Da qui la decisione, condivisa dal tecnico, presa dal presidente Pablo Longoria e e dal direttore sportivo Mehdi Benatia, di escludere entrambi i giocatori dalla prima squadra: «Se in un posto di lavoro due camerieri si picchiano, cosa succede? Ci sono due soluzioni: o la sospensione o il licenziamento. Noi abbiamo scelto la sospensione. Sabato e domenica ci siamo confrontati, il lunedì abbiamo comunicato la scelta: fuori rosa (Rowe è stato già ceduto al Bologna, ndr), allenamenti a parte, in attesa di un pentimento sincero». Per De Zerbi non si poteva fare diversamente: «In una squadra di calcio, come in qualsiasi ambiente di lavoro, la gerarchia è chiara: prima viene il club, poi l’allenatore, poi i giocatori. A Marsiglia in passato è mancato ordine, sono saltati allenatori e dirigenti troppo presto. Noi non potevamo far finta di niente. Se avessi detto “chiedetevi scusa e basta”, il 15 agosto avrei perso lo spogliatoio. Non perdo la dignità per una partita né per un campionato».

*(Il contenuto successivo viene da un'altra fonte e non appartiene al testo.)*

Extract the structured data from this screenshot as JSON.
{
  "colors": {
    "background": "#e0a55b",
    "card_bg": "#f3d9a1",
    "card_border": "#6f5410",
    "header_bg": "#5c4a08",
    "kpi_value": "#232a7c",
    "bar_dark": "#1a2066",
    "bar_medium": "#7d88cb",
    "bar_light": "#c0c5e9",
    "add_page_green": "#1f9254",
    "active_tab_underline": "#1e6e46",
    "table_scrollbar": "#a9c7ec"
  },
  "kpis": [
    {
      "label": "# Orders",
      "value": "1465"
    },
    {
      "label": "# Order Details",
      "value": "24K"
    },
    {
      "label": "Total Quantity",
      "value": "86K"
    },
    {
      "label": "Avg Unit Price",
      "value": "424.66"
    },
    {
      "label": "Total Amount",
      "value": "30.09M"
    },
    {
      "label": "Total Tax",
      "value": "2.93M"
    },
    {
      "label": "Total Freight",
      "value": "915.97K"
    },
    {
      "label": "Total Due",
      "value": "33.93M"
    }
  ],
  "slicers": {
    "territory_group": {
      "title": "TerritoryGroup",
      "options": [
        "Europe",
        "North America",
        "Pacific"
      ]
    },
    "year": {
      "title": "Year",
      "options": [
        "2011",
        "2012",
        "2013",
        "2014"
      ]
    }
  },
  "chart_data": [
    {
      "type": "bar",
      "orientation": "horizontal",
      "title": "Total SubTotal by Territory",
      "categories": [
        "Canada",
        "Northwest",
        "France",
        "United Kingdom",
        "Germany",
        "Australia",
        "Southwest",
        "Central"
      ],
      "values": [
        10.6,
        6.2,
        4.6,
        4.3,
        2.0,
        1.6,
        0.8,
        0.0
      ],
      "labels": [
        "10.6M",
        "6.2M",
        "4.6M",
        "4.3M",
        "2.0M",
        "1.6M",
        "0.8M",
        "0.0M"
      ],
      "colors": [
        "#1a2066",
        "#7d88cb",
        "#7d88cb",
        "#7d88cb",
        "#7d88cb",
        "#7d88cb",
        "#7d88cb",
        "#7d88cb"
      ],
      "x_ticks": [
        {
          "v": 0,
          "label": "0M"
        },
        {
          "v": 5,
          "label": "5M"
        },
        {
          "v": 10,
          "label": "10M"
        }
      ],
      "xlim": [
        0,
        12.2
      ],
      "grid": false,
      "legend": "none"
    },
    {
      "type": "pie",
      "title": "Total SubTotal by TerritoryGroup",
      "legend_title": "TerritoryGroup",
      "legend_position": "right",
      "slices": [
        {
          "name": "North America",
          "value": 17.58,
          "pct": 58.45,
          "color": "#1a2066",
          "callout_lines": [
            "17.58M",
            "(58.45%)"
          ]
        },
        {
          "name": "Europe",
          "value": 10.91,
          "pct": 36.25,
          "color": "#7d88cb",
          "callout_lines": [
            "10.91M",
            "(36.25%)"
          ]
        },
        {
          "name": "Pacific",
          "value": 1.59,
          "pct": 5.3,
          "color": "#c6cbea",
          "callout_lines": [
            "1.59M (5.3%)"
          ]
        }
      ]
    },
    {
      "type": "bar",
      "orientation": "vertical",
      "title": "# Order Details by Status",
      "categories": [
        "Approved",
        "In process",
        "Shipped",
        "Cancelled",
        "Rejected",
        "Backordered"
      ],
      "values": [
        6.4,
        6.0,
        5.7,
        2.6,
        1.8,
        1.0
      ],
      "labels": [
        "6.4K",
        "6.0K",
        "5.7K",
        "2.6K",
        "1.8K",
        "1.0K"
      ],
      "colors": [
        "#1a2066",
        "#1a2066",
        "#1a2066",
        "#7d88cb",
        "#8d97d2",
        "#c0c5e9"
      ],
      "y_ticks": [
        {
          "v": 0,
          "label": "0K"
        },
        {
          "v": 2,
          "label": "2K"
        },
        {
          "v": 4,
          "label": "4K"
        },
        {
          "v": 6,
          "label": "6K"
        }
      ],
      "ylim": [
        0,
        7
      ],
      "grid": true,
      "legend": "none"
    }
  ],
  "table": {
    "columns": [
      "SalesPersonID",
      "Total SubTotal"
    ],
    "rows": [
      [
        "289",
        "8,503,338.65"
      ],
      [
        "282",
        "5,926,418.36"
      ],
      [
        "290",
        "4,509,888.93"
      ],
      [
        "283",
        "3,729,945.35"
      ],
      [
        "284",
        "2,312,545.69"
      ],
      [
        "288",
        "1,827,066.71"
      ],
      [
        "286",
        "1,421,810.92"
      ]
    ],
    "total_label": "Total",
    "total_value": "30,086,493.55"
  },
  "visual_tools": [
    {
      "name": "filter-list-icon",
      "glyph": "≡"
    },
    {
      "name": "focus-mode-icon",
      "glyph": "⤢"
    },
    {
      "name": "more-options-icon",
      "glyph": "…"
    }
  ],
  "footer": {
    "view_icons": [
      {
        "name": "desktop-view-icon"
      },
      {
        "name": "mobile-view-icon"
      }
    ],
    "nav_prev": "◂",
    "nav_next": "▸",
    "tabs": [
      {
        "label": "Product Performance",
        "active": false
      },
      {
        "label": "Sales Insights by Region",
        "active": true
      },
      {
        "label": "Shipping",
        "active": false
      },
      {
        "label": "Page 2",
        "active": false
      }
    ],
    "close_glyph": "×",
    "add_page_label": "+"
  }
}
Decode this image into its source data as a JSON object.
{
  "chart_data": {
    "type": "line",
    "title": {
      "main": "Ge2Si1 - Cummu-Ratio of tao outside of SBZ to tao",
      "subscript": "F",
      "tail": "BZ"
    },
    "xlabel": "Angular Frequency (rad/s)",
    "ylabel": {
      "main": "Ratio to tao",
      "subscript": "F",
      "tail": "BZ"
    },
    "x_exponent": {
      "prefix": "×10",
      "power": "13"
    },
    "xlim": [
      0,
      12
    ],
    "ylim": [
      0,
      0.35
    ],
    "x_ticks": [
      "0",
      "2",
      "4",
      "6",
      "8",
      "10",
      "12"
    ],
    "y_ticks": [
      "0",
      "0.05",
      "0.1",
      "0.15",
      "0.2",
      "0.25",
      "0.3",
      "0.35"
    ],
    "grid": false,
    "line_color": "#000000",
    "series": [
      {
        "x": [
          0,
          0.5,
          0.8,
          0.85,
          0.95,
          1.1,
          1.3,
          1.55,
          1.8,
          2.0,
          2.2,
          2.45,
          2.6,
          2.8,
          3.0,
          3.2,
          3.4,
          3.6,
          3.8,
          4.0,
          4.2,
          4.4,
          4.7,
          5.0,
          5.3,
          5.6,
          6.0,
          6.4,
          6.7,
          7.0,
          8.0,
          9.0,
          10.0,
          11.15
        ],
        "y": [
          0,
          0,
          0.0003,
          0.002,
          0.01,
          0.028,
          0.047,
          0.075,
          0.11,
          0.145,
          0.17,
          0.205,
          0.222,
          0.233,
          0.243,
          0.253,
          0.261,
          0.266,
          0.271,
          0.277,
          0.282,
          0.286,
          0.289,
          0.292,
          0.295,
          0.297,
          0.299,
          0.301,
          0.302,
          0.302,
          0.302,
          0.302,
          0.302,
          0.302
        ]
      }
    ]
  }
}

L’attacco della madre di Rabiot

Gran parte del discorso è stata rivolta all’entourage di Rabiot, e in particolare alla madre del centrocampista che ha definito le cronache dell’accaduto “esagerate” e insinuato che l’episodio sia stato montato dalla società per motivi diversi, tra cui una possibile strategia di mercato, definendo il club bugiardo e traditore. “Quando Greenwood ha firmato dopo aver picchiato la moglie -ha dichiarato la madre del giocatore del quale è anche l’agente -, De Zerbi ha detto che gli si poteva dare una seconda possibilità. Sono d’accordo nel dare seconde possibilità alle persone, ma è solo mio figlio a non averne una?”.

Il chiarimento di De Zerbi

«Mi dà fastidio leggere falsità. Lei si dimentica due cose: io non ho deciso da solo di mettere fuori suo figlio, ma da solo ho deciso di farlo capitano a Parigi. Da solo mi sono messo tra i tifosi del Psg che lanciavano bottiglie, per proteggerlo. In un anno ho avuto più attenzioni per Adrien che non per mio figlio Alfredo. E dieci giorni fa, quando cercava casa, gli ho offerto la mia ad Aix-en-Provence. Noi, io e Benatia, lo abbiamo aiutato anche fuori dal campo. Quando la madre attacca il presidente e il direttore sportivo, non dice la verità».

“Spaccatura definitiva con Rabiot”

Poi il tecnico ha rivendicato la linea di fermezza: «La frase che avete riportato la confermo: i c…. bisogna mostrarli in campo, non picchiando i compagni. Nessuno è sopra l’OM, né Rabiot, né Rowe, né io. Giocatori forti se ne trovano, allenatori migliori di me ce ne sono. L’onore è indossare questa maglia con professionalità e correttezza. È una scelta coraggiosa del club, ma alla lunga porterà vantaggi». Il confronto diretto con Rabiot è avvenuto ieri mattina: «Adrien è venuto a parlarmi. Gli ho detto le stesse cose che dico a voi: se fossi stato l’allenatore di mio figlio, avrei preso la stessa decisione. So che è dispiaciuto e pensa sia stata troppo grave, ma non c’erano alternative. Poteva andare diversamente: bastava un pentimento sincero e tutto sarebbe rientrato. Ma l’entourage ha alzato i toni e ha reso la spaccatura definitiva».

“Si è trattato di difendere la dignità dell’OM”

Il messaggio finale è stato un richiamo alla compattezza e al rispetto della gerarchia: «Non abbiamo preso questa decisione per orgoglio o per soldi. È stata sofferta ma obbligata. Io ascolto tutti, abbraccio i miei giocatori anche nelle loro vite private, ma ai piedi in testa non me li mette nessuno. E neanche al club. Qui si tratta di difendere la dignità dell’OM. È questo quello che conta».